01 June 2007


(This was supposed to be posted yesterday, but ADSL was down all day at home, thanks to Telecom's noisy telephone lines.)

Rosario has a new hospital! Last Wednesday the city unveiled a new emergency hospital (Hospital de Emergencias Clemente Álvarez, HECA) that is, they say, the most modern in Latin America. (Coverage: La Capital, Rosario3, Rosario/12, El Ciudadano, Télam, La Nación, Municipality of Rosario).

There's actually an original HECA in a different place, but the building is old and has so many problems that most of it is going to be demolished once the new HECA is working, 90 days from now. Right now, the staff is getting familiar with the new layout and testing the equipment.

Getting a replacement for the old emergency hospital was a long-awaited dream for the municipal government. The works started in 1997... and then, like everything else, they stopped, as everybody's plans went down the drain. Argentina effectively lost four years or more to the recession and the economic crash, so it is only now, ten years afterwards, that HECA is ready.

The building is truly impressive, but the special touch is the light. The idea was making it more like a resting place, where patients can see the progression of day and night directly, and less like a closed box where sick people are stored. So the façade is all made of transparent glass. Besides the aesthetics, though, this is a modern hospital with top-notch equipment and much bigger than the old one: 155 beds (23 more than the old hospital), a covered area of 22,000 m² (more than double the original building), and RMI and CT scanners — and, following public health policy, accessible to everybody, no matter the cost.

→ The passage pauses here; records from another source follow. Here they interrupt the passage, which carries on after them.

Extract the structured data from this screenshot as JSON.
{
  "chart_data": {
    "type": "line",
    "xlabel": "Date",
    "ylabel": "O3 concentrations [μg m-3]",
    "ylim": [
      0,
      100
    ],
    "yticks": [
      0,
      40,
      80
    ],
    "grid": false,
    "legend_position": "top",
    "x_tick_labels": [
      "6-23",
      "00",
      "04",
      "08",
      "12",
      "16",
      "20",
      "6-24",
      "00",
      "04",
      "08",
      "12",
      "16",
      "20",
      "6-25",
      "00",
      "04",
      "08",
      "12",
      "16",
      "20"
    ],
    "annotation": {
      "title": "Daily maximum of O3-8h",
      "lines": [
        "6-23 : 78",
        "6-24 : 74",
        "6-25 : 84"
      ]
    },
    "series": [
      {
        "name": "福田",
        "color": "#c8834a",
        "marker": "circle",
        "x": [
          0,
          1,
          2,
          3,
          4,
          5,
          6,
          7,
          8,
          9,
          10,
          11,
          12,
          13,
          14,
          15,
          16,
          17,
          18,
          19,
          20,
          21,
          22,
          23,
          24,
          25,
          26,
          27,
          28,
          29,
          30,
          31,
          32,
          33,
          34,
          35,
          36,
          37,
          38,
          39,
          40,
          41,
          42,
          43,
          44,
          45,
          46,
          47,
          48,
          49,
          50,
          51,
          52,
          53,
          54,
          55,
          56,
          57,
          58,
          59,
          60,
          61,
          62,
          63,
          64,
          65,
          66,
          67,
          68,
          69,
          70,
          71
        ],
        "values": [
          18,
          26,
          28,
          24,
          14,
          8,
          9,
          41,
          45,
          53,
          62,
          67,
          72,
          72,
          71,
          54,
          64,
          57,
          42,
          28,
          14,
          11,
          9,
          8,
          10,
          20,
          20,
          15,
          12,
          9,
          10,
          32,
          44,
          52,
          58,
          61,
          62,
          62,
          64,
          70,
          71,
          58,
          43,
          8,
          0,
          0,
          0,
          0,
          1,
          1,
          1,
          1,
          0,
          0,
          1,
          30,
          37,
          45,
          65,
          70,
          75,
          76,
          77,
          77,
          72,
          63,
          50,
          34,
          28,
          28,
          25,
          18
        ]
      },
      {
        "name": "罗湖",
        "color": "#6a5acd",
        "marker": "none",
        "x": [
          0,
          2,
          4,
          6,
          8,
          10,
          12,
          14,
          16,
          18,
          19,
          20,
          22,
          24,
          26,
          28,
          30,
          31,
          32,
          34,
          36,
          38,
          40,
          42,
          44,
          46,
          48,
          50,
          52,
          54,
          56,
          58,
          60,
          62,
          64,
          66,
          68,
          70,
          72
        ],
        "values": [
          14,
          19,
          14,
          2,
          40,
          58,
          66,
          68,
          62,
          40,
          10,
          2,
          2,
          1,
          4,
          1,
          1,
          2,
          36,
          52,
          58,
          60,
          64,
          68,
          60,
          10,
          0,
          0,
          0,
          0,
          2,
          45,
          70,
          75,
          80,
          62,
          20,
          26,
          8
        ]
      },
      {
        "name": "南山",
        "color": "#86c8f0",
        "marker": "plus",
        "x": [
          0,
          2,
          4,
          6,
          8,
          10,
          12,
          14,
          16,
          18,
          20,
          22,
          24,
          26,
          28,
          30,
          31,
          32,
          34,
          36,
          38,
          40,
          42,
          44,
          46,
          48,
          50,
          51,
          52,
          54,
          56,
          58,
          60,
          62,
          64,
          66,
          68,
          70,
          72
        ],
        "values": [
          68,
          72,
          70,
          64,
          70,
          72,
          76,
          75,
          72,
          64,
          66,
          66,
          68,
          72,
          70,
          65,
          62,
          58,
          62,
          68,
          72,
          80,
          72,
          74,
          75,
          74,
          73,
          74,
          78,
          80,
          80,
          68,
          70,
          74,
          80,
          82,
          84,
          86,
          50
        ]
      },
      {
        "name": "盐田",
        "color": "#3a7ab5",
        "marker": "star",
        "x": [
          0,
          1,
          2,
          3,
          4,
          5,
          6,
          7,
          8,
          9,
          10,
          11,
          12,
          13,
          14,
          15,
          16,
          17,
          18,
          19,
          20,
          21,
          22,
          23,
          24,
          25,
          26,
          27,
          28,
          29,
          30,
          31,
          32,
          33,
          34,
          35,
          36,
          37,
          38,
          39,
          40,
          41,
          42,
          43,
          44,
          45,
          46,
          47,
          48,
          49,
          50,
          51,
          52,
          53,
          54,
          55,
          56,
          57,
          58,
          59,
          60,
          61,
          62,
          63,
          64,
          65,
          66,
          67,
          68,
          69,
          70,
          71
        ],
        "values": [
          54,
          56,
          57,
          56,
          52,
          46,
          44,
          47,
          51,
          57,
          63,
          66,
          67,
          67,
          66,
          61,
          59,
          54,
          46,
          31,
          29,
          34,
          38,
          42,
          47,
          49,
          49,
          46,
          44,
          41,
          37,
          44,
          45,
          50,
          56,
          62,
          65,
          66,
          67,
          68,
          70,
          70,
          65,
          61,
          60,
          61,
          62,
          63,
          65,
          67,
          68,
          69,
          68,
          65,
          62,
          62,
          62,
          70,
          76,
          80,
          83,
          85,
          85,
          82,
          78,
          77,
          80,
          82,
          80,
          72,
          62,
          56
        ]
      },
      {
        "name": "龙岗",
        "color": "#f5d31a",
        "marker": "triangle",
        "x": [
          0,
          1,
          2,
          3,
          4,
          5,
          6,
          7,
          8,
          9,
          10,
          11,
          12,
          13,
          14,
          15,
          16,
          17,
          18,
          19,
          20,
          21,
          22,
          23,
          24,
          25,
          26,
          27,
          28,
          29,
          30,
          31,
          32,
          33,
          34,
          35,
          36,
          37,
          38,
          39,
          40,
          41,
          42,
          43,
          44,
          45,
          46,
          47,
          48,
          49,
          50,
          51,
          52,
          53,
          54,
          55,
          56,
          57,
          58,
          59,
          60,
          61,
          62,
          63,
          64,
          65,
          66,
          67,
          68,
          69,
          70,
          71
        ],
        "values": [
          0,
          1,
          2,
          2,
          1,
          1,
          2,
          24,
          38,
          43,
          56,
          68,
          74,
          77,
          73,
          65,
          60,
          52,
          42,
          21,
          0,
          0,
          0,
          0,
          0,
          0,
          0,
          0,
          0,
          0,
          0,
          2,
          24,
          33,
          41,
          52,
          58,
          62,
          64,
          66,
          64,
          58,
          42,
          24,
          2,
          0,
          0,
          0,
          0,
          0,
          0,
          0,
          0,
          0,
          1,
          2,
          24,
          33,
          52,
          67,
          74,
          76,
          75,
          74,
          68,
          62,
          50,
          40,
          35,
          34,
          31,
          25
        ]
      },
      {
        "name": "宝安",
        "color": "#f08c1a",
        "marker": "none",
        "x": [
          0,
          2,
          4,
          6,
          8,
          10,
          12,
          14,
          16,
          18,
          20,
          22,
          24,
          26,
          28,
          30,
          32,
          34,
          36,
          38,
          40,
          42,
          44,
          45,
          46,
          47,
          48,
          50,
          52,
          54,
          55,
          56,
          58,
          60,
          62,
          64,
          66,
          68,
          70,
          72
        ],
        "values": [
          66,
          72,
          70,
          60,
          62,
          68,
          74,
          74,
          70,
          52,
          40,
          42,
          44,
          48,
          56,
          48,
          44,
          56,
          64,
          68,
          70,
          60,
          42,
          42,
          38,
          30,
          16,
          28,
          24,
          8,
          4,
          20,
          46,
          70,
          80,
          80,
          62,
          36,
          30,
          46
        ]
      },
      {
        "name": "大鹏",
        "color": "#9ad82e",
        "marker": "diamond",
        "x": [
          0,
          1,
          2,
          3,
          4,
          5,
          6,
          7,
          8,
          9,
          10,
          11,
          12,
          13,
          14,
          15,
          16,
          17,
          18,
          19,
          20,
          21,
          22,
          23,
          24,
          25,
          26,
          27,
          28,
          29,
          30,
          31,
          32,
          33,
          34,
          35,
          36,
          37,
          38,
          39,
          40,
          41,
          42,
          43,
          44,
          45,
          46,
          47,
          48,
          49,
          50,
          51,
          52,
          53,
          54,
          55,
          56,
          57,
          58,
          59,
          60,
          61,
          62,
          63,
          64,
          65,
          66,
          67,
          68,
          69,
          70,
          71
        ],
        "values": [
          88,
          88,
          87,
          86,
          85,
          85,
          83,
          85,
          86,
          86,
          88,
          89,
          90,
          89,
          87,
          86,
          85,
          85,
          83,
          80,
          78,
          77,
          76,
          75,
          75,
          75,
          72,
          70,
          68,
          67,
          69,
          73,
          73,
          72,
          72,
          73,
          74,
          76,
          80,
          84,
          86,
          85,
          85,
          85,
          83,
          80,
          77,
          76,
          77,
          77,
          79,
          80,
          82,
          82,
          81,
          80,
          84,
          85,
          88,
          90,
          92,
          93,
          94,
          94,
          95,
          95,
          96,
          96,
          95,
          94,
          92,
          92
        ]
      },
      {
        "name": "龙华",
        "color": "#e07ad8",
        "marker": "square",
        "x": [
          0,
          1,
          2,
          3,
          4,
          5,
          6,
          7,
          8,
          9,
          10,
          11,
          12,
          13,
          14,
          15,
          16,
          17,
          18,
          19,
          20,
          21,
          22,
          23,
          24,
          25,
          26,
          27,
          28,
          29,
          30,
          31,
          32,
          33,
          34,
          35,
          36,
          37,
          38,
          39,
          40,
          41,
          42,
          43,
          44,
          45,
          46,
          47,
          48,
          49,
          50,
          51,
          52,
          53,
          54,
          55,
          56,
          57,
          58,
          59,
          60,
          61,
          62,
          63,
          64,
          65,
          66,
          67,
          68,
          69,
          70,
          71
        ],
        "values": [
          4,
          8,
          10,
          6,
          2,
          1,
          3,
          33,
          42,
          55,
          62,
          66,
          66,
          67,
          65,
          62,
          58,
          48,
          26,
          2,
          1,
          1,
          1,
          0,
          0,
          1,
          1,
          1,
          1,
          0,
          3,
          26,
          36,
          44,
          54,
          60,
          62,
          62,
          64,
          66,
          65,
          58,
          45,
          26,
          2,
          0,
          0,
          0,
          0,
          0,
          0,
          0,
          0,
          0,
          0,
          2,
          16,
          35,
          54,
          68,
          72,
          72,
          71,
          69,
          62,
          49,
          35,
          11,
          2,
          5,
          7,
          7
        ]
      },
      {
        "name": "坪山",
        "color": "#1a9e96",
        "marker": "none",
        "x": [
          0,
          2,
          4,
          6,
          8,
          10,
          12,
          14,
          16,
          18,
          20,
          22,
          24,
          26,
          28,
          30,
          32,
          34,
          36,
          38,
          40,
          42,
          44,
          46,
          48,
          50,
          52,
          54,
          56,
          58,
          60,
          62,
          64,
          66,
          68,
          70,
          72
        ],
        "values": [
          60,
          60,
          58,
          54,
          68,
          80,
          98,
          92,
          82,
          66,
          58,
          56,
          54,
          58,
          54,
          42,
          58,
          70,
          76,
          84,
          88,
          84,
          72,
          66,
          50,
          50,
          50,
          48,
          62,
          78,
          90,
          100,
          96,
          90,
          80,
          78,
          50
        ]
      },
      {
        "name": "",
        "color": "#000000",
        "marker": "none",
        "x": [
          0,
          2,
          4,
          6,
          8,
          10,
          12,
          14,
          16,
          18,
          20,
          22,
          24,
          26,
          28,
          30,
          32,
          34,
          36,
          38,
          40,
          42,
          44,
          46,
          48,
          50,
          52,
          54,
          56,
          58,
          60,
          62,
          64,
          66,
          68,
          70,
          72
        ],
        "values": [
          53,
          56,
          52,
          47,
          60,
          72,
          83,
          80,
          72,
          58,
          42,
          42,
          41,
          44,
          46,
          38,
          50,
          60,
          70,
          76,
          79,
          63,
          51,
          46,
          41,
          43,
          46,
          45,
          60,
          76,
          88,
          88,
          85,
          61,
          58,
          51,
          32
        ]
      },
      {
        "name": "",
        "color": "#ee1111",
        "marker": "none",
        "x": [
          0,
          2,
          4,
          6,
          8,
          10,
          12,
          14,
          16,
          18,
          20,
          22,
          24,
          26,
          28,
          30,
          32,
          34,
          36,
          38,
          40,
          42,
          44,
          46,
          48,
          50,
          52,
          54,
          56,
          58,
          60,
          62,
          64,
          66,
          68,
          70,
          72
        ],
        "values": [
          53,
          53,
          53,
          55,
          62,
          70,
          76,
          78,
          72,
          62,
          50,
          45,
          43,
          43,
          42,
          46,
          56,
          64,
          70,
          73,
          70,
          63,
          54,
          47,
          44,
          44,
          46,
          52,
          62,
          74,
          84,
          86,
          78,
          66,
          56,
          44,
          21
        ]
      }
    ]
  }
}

The hospital plus the equipment cost 45 million pesos (about US$15 million).

The location is also important: it's right on one of the city's main arterial streets (Pellegrini Avenue), a couple of blocks from its intersection with another major road (Francia Avenue). Since the HECA serves emergencies, quick access from the city and the metropolitan area is needed (most of the graver traffic accidents in Greater Rosario will end up there).

I'll leave the political gossip for another time... Suffice it to say that, while the Socialist municipal government proudly showed the new hospital to the media and the people, the Peronist provincial government was trying to explain away why pharmaceutic companies have cut provincial hospitals' credit and now demand instant payment in cash.

Also, no photos on this one for now. Check the links; some have nice pictures and even videos. Yesterday it was overcast and unpleasantly cold, so I chickened out of my original plan to go there after work and grab some shots of the hospital's façade. I suspect it takes a sunny day to look pretty, too.